Murder-Suicide Antidepressants 10/03/2003 Florida Man Murders Wife: Kills Self Summary:

Last part of paragraph four reads: "They'd sought help: they both took antidepressants; last week Mr. Musser, 63, saw a psychiatrist. It wasn't enough.


http://www.sptimes.com/2003/03/10/Pasco/Couple_wanted_to_end_.shtml

Couple wanted to end life, daughter says
Loved ones say poor health and financial problems pushed Charles and Judith Musser to their deaths.
By SAUNDRA AMRHEIN, Times Staff Writer
? St. Petersburg Times
published March 10, 2003

NEW PORT RICHEY -- To neighbors, the Mussers were "the wavers," the type to smile and greet people on the street in their River Crossing subdivision.
"They were the happiest couple," said 15-year-old neighbor Lindsay Cole.
But inside the house, family members say, Charles and Judith Musser were tormented.
"They were very depressed," their daughter, Lana Caldarola, said on Sunday.
They'd lost their life's savings -- about a half-million dollars -- in a bad investment. And now their health was failing. They'd sought help: they both took antidepressants; last week Mr. Musser, 63, saw a psychiatrist. It wasn't enough.
On Saturday afternoon, as Caldarola and her husband, Dave, steered their boat into the sparkling waters of the Gulf of Mexico, their cell phone rang. It was her father.
He told his son-in-law to get to the house, Lana Caldarola said. His wife was dead, and he didn't know what to do.
Not knowing what happened, the Caldarolas raced back to shore, leaving their son with a friend, and sped to her parent's house.
But they were too late. Inside, Dave Caldarola found the Mussers. Charles Musser had shot his wife of more than 40 years with a small handgun, according to the Pasco County Sheriff's Office. Then he turned a shotgun on himself. Inside the home, he'd left a note, Lana Caldarola said.
"He said they were both in a better place," she said.
* * *
The Mussers were high school sweethearts. They eloped the same day Mrs. Musser graduated from high school and kept it a secret for a month until they found an apartment.
They raised three children. At first, Mr. Musser was a sketch artist for the FBI, drawing wanted posters, Lana Caldarola said. Then he took a job with the Federal Reserve Bank of Richmond, Va., where he stayed for 30 years, becoming head of the graphics department.
Judith Musser was an assistant librarian at the local middle school.
"We lived the Brady Bunch life," Caldarola, 32, said Sunday from her home in Greenbrook Estates, with pictures of her parents spread in front of her on the couch.
"The station wagon, the swim meets. I was a cheerleader. They were Cub Scout leaders and troop leaders," she said of her parents.
Her mother struggled with depression as the children grew older and once was hospitalized. Her father was jovial and friendly.
"Everybody loved my dad," she said.
A few years ago, the Mussers invested in a locksmith company. But mismanagement squandered their fortune, Caldarola said.
"They lost everything," she said, their life's savings, their house.
About 21/2 years ago, the Mussers moved from Richmond to River Crossing to be closer to Caldarola's two brothers in Ozona.
Caldarola, her husband and baby followed from Boston.
"We moved down here because of them, so they could watch him grow up," she said of her son, Tanner, now 3 1/2 years old.
Caldarola and her mother were best friends. At Caldarola's wedding in May, 1998, Mrs. Musser was the matron of honor.
"We talked two to three times a day," she said.
In Florida, her parents lived paycheck to paycheck, collecting Social Security, retirement payments and disability for her mother's depression. But both suffered from depression.
"They would go for weeks and not leave the house and sleep all day," she said.

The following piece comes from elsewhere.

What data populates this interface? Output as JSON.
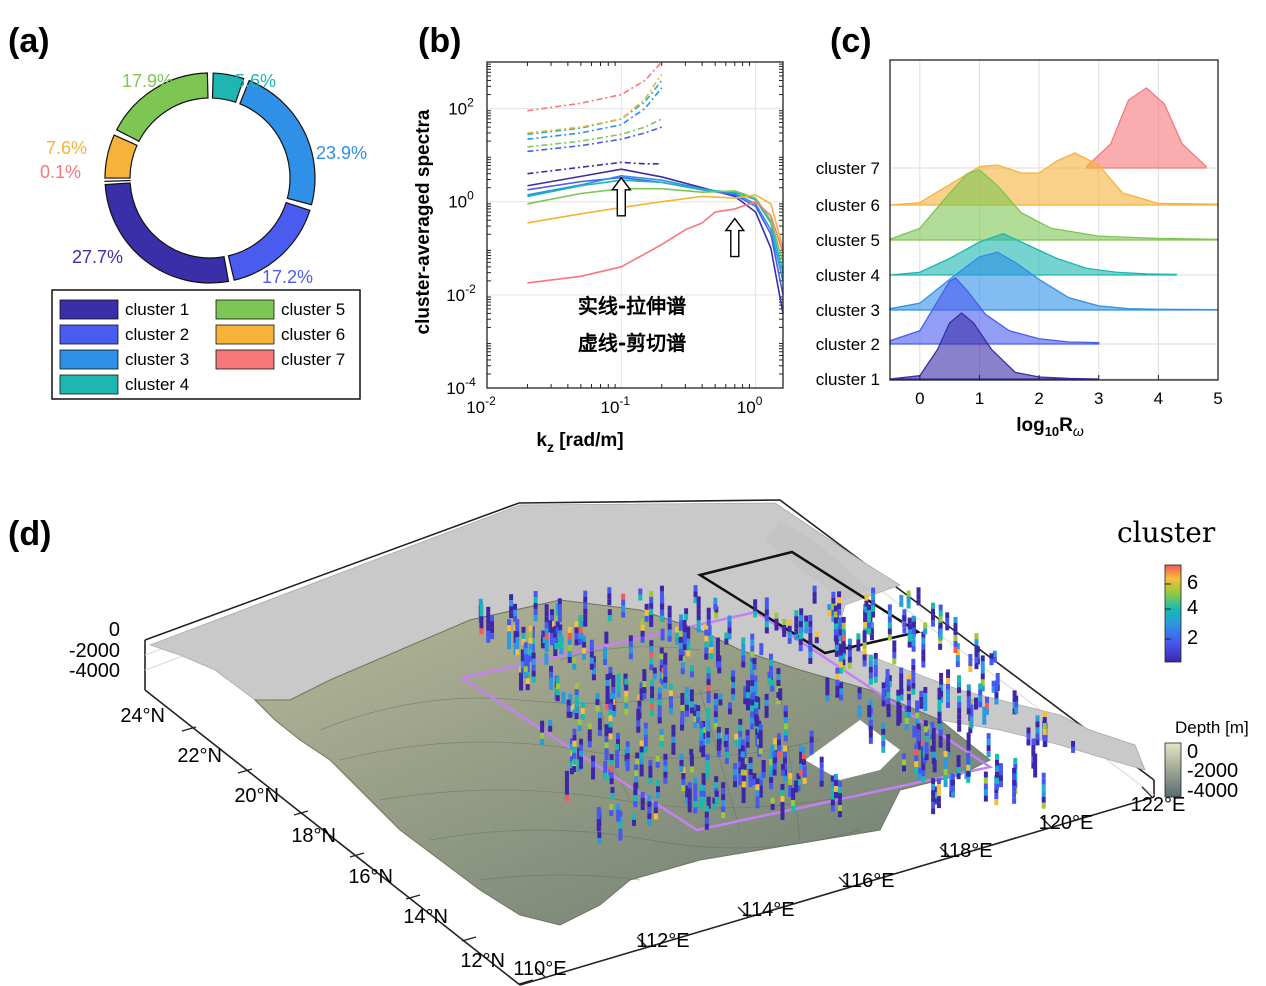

The past few weeks, Mrs. Musser, 59, was diagnosed with fibroid tumors and needed a hysterectomy. Doctors began testing Mr. Musser for Alzheimer's disease.
"He was really shaky and trembling," Caldarola said. "He couldn't do a small task or concentrate."

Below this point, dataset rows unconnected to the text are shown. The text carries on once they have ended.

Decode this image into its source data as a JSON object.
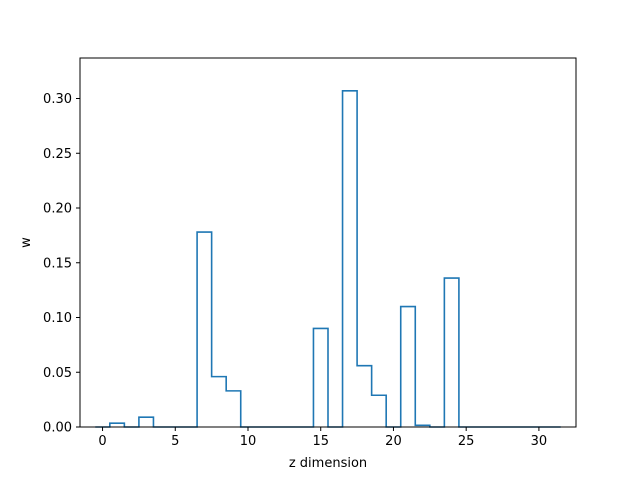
{
  "chart_data": {
    "type": "step",
    "xlabel": "z dimension",
    "ylabel": "w",
    "xlim": [
      -1.55,
      32.55
    ],
    "ylim": [
      0,
      0.337
    ],
    "x_ticks": [
      0,
      5,
      10,
      15,
      20,
      25,
      30
    ],
    "y_ticks": [
      0.0,
      0.05,
      0.1,
      0.15,
      0.2,
      0.25,
      0.3
    ],
    "x_tick_labels": [
      "0",
      "5",
      "10",
      "15",
      "20",
      "25",
      "30"
    ],
    "y_tick_labels": [
      "0.00",
      "0.05",
      "0.10",
      "0.15",
      "0.20",
      "0.25",
      "0.30"
    ],
    "grid": false,
    "series": [
      {
        "color": "#1f77b4",
        "x": [
          0,
          1,
          2,
          3,
          4,
          5,
          6,
          7,
          8,
          9,
          10,
          11,
          12,
          13,
          14,
          15,
          16,
          17,
          18,
          19,
          20,
          21,
          22,
          23,
          24,
          25,
          26,
          27,
          28,
          29,
          30,
          31
        ],
        "values": [
          0.0,
          0.0035,
          0.0,
          0.009,
          0.0,
          0.0,
          0.0,
          0.178,
          0.046,
          0.033,
          0.0,
          0.0,
          0.0,
          0.0,
          0.0,
          0.09,
          0.0,
          0.307,
          0.056,
          0.029,
          0.0,
          0.11,
          0.0015,
          0.0,
          0.136,
          0.0,
          0.0,
          0.0,
          0.0,
          0.0,
          0.0,
          0.0
        ]
      }
    ]
  }
}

Neighbors knew Mr. Musser for his meticulous landscaping outside the gray-blue house with white trim, surrounded by mulch and palm trees. He was often seen playing ball with Tanner in front of the house.
Police are calling Saturday's incident a murder-suicide. Mr. Musser's note said that his wife had left a note, too, but family and police couldn't find it, Caldarola said.

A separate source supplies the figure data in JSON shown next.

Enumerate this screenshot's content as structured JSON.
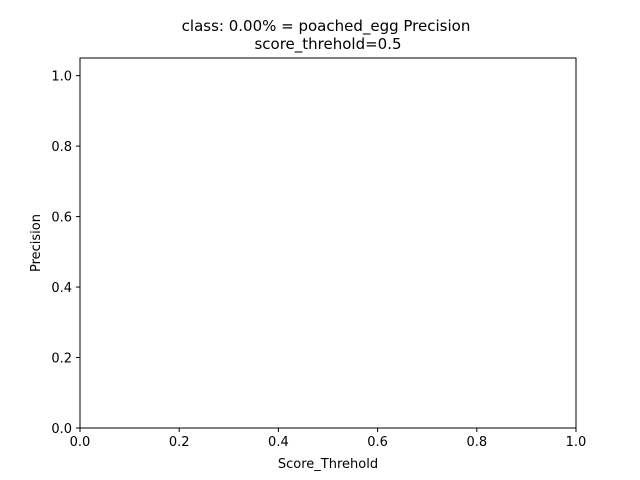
{
  "chart_data": {
    "type": "line",
    "title": "class: 0.00% = poached_egg Precision",
    "subtitle": "score_threhold=0.5",
    "xlabel": "Score_Threhold",
    "ylabel": "Precision",
    "xlim": [
      0.0,
      1.0
    ],
    "ylim": [
      0.0,
      1.05
    ],
    "xticks": [
      "0.0",
      "0.2",
      "0.4",
      "0.6",
      "0.8",
      "1.0"
    ],
    "yticks": [
      "0.0",
      "0.2",
      "0.4",
      "0.6",
      "0.8",
      "1.0"
    ],
    "grid": false,
    "series": []
  }
}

"He said to tell my son that he loves him," she said. He left a special message for Caldarola, recently diagnosed with a blood disorder.
"He said for me to stay well," she said.
She thinks her father, who was never violent with her mother, wanted to end their suffering. She thinks her mother wanted to die with him.
"He loved her dearly," she said. "There was nothing he wouldn't have done for her."